$$\lim _{n\to \infty }\frac{1}{n^3}\sum _{k=1}^{2n}\frac{k^2}{8}\arcsin \left(\frac{k}{2n}\right) =\: L$$
I kind of know how to solve a Riemann sum with $n$ terms. I create a division, usually $D_n=(0, \frac{1}{n},..., \frac{n}{n})$, with some intermediary points (usually $\epsilon_k = \frac{k}{n}$, with $k$ from $0$ to $n-1$ or from $1$ to $n$) and then I can say that the limit of the series is $\int _0^1 f(x)$, after $k/n = x$. However, how can i do that form $2n$ terms ? I thought about rewriting the limit as this $$L=\lim _{n\to \infty }\frac{1}{2n}\sum _{k=1}^{2n}\:\frac{1}{4}\left(\frac{k}{n}\right)^2\arcsin \left(\frac{k}{n}\cdot \frac{1}{2}\right)$$ and then form the function by $\frac{k}{n} = x$. The correct answer should be $\frac{\pi }{6}-\frac{2}{9}$.

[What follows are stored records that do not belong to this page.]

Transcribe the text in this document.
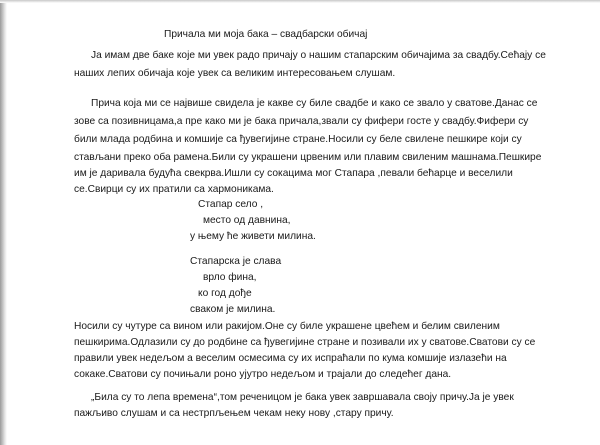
Причала ми моја бака – свадбарски обичај
Ја имам две баке које ми увек радо причају о нашим стапарским обичајима за свадбу.Сећају се
наших лепих обичаја које увек са великим интересовањем слушам.
Прича која ми се највише свидела је какве су биле свадбе и како се звало у сватове.Данас се
зове са позивницама,а пре како ми је бака причала,звали су фифери госте у свадбу.Фифери су
били млада родбина и комшије са ђувегијине стране.Носили су беле свилене пешкире који су
стављани преко оба рамена.Били су украшени црвеним или плавим свиленим машнама.Пешкире
им је даривала будућа свекрва.Ишли су сокацима мог Стапара ,певали бећарце и веселили
се.Свирци су их пратили са хармоникама.
Стапар село ,
место од давнина,
у њему ће живети милина.
Стапарска је слава
врло фина,
ко год дође
сваком је милина.
Носили су чутуре са вином или ракијом.Оне су биле украшене цвећем и белим свиленим
пешкирима.Одлазили су до родбине са ђувегијине стране и позивали их у сватове.Сватови су се
правили увек недељом а веселим осмесима су их испраћали по кума комшије излазећи на
сокаке.Сватови су почињали роно ујутро недељом и трајали до следећег дана.
„Била су то лепа времена“,том реченицом је бака увек завршавала своју причу.Ја је увек
пажљиво слушам и са нестрпљењем чекам неку нову ,стару причу.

Just do exactly the same, with $\frac{k}{2n}$ instead of $\frac{k}{n}$. If that helps conceptually, set $m=2n$ and rewrite the sum as $$\frac{1}{n^3}\sum_{k=1}^{2n} \frac{k^2}{8}\arcsin\frac{k}{2n}=\frac{8}{m^3}\sum_{k=1}^m \frac{k^2}{8}\arcsin\frac{k}{m}$$ Then, $$ \frac{8}{m^3}\sum_{k=1}^m \frac{k^2}{8}\arcsin\frac{k}{m} = \frac{1}{m}\sum_{k=1}^m \left(\frac{k}{m}\right)^2\arcsin\frac{k}{m} $$ and now you should recognize a Riemann sum converging to $\int_0^1 x^2\arcsin x dx$ when $m\to\infty$ (or, equivalently, $n\to\infty$).